Another very painful medical disorder that has also increased frequency is fibromyalgia. Similar dosing recommendations of 300-450mg daily are used.
Pregabalin is well absorbed orally attaining peak blood levels in 1 ½ hours and may be taken with or without food, and is excreted primarily by the kidneys with minimal metabolic changes.
No drug interactions occur with simultaneous administration of lorazepam, (a benzodiazepine used for anxiety), oxycodone, (a narcotic analgesic), or other antiepileptic drugs such as phenytoin, carbamazepine, tiagabine, or valproic acid. There is no adverse reaction with the diuretic furosemide or the diabetic medication glyburide Pregabalin should not be abruptly stopped, but the dosage reduced gradually over 1-2 weeks.
Side effects of the medication include dizziness, somnolence (drowsiness) blurred vision, weight gain, peripheral edema (swelling of the extremities) a decrease in platelet count-but does not cause an increase in bleeding tendency. It may cause drying of the mouth, constipation and flatulence (gas) headaches, flu like symptoms, confusion and vomiting. Patients on the medication, regardless of the disease being treated, should undergo routine eye exams and blood lab tests including complete blood count (CBC) and renal studies. The drug should be avoided in pregnant, lactating and pediatric patients.
Pregabalin is available as 25mg, 50mg, 75mg, 100mg, 150mg, 200mg, 225mg, and 300mg capsules for convenience of dosage flexibility as described since severity of symptoms, response, renal clearance and function, and tolerance due to side effects are all considerations in achieving the most appropriate dose for each patient.

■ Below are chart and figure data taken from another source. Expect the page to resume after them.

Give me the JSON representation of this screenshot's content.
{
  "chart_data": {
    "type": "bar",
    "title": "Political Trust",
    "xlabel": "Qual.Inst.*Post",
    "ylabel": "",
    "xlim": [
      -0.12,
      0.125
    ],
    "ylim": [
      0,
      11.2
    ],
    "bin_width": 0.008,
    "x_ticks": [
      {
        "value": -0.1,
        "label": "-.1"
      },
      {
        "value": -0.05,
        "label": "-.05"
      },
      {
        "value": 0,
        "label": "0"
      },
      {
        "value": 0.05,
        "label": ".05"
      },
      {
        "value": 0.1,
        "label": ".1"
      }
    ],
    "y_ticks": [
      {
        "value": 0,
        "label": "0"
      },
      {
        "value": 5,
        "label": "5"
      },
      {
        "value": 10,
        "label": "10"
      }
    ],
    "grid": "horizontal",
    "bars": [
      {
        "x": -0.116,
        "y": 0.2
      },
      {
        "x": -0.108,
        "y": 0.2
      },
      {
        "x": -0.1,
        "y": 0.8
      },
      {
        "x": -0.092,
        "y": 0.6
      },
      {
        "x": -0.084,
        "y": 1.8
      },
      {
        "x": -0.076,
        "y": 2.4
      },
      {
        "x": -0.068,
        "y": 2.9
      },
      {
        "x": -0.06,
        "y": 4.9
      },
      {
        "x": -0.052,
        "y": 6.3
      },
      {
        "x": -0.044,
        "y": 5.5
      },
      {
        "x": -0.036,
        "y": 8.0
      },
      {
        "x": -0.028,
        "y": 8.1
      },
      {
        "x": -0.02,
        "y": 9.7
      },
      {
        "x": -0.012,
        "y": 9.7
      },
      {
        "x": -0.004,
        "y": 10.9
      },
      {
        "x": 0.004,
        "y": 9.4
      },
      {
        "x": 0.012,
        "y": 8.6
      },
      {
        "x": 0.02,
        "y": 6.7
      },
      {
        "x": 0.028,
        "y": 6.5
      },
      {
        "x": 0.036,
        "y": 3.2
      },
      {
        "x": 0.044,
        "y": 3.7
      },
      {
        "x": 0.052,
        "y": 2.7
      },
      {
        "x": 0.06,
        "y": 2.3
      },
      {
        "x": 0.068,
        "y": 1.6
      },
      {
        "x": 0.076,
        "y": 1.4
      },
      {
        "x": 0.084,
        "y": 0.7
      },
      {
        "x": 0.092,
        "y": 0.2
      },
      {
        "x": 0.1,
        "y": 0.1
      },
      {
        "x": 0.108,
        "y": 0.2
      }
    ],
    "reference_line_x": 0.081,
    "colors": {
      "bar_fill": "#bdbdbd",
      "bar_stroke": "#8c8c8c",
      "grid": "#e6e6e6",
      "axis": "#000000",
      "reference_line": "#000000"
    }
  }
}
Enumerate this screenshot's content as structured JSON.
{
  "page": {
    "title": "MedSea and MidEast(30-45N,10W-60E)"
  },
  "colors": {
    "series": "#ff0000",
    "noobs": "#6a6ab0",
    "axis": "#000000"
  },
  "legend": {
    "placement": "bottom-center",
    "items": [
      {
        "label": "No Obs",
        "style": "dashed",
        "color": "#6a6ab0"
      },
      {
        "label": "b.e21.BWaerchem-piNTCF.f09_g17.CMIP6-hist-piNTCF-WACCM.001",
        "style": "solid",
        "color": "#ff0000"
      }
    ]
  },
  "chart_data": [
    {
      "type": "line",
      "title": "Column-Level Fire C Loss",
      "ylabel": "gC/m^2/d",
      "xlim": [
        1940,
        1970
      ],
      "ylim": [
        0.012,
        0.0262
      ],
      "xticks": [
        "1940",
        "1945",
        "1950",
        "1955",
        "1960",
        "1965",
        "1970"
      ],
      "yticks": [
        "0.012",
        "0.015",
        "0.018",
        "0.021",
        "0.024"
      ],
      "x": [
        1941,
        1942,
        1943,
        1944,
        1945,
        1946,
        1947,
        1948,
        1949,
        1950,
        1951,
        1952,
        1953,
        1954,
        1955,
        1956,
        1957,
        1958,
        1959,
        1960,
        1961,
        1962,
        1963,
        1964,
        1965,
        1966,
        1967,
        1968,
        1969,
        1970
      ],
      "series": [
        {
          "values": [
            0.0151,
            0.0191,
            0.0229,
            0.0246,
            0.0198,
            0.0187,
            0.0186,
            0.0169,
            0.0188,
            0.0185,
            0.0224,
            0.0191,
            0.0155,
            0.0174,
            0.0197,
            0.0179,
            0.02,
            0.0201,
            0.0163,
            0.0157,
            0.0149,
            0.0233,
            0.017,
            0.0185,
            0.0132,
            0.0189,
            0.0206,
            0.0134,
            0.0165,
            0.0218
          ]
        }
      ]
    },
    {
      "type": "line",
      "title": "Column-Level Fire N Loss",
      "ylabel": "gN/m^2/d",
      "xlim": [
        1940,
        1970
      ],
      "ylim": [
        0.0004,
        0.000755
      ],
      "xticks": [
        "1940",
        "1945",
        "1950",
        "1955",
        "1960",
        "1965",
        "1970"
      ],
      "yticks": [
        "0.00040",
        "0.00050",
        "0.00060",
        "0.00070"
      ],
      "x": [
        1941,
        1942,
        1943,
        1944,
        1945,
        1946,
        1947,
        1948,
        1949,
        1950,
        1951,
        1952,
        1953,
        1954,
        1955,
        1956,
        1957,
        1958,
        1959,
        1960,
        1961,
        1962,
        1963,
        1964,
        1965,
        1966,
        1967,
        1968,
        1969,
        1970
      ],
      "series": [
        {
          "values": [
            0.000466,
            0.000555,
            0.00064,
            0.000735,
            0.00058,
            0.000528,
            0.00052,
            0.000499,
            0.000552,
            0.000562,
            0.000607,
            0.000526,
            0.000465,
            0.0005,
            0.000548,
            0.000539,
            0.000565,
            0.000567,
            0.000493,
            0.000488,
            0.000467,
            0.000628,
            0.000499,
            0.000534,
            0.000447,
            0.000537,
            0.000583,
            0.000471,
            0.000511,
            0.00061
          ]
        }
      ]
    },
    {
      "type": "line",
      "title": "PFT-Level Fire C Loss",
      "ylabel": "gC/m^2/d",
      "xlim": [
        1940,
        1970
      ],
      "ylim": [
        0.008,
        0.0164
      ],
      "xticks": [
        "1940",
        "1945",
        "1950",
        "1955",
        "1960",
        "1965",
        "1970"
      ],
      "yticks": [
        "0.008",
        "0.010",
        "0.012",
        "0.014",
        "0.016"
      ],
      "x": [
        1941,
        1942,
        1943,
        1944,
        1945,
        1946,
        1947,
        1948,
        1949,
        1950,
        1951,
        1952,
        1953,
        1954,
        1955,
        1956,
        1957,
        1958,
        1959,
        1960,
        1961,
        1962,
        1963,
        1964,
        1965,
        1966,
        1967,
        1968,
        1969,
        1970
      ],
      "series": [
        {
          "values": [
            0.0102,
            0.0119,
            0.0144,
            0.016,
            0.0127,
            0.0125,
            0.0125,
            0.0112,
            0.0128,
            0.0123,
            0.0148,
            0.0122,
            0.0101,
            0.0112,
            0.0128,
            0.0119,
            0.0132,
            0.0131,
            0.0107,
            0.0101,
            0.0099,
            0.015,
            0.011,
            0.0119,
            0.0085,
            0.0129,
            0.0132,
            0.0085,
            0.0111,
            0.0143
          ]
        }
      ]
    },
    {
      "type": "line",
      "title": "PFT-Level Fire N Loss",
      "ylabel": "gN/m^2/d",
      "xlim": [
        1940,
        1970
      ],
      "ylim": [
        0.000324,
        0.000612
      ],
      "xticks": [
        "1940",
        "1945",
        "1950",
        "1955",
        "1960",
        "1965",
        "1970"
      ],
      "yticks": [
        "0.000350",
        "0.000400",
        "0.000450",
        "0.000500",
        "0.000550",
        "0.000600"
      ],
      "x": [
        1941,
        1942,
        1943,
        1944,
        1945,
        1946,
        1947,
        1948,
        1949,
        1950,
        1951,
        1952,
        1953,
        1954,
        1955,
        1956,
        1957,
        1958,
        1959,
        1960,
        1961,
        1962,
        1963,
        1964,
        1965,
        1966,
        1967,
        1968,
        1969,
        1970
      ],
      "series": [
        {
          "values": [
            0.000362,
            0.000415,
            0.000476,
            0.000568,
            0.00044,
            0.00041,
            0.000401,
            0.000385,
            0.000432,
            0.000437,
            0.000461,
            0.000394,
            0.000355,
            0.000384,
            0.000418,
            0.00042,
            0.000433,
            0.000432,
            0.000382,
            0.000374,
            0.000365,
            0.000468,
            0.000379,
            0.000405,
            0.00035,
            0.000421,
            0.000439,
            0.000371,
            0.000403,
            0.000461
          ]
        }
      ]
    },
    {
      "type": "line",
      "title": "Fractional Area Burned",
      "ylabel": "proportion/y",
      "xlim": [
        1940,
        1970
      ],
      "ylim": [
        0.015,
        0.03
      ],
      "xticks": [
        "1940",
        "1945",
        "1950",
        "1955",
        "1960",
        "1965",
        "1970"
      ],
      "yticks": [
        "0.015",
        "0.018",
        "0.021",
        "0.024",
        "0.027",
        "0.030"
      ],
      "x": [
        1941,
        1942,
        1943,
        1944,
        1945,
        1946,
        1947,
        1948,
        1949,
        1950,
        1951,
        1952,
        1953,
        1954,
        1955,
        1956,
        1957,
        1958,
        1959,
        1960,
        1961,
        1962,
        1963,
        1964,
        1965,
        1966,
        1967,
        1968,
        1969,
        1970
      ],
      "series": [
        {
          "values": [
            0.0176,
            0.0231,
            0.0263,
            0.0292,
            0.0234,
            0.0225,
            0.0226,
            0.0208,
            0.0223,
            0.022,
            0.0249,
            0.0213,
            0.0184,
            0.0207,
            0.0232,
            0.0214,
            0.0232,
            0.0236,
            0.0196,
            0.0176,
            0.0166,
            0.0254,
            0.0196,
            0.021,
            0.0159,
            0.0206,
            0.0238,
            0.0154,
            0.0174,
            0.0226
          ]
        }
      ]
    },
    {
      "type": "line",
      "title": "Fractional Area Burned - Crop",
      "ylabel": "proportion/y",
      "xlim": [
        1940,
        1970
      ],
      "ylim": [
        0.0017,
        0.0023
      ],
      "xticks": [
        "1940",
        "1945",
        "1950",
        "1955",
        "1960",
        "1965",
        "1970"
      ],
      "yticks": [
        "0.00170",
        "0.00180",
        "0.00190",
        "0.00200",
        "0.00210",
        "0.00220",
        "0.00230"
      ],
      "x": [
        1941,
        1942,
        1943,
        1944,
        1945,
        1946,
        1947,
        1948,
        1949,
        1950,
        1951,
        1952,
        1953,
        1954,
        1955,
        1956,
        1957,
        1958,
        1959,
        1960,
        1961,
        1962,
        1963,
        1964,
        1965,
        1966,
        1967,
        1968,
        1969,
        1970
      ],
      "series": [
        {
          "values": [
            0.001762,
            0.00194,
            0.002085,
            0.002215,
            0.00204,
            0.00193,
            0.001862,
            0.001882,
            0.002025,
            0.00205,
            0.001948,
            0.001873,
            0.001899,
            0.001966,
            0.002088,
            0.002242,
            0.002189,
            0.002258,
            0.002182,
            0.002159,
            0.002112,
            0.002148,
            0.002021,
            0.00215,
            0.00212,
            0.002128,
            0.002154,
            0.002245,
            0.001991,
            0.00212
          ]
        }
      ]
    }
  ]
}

PHYSICIAN’S DESK REFERENCE, PDR Volume 61 2007
MPR, MONTHLY PRESCRIBING REFERENCE, PODIATRY EDITION 2009
DRUGS.COM, PREGABALIN- LYRICA
The indication for Pregabalin in my podiatric practice is the painful presentation of diabetic peripheral neuropathy, DPN. In those patients which are classified as pre-diabetic or recently diagnosed diet/exercise controlled diabetics with no present symptoms evaluated either subjectively(by the patient’s discussion through question and answer) or by a neurologic exam consisting of vibration, proprioception(spatial relation of the lower extremity) sharp/dull, hot/cold, I usually begin the treatment of prevention with a topical amino acid-arginine cream such as Diabetiderm which exerts is action to reduce the chemical homocysteine which has deleterious effects on the nervous system along with addition of vitamin B6 tablets. If symptoms are already present, I also add the prescription vitamin, presently classified as a “food supplement” soon to be reclassified by the FDA, Metanx, which contains B6, B12, and a specialized bioavailable formulation of folic acid. Patients with increased symptoms of neuropathy, not being treated by their physician for the symptoms, I begin the Pregabalin in the recommended doses after reviewing recent labs including CBC/differential and Renal function from their family doctor, internist, or endocrinologist. I have found the step-wise approach very beneficial for the patient, the relief noted is well appreciated by the patient in restoring some quality of life.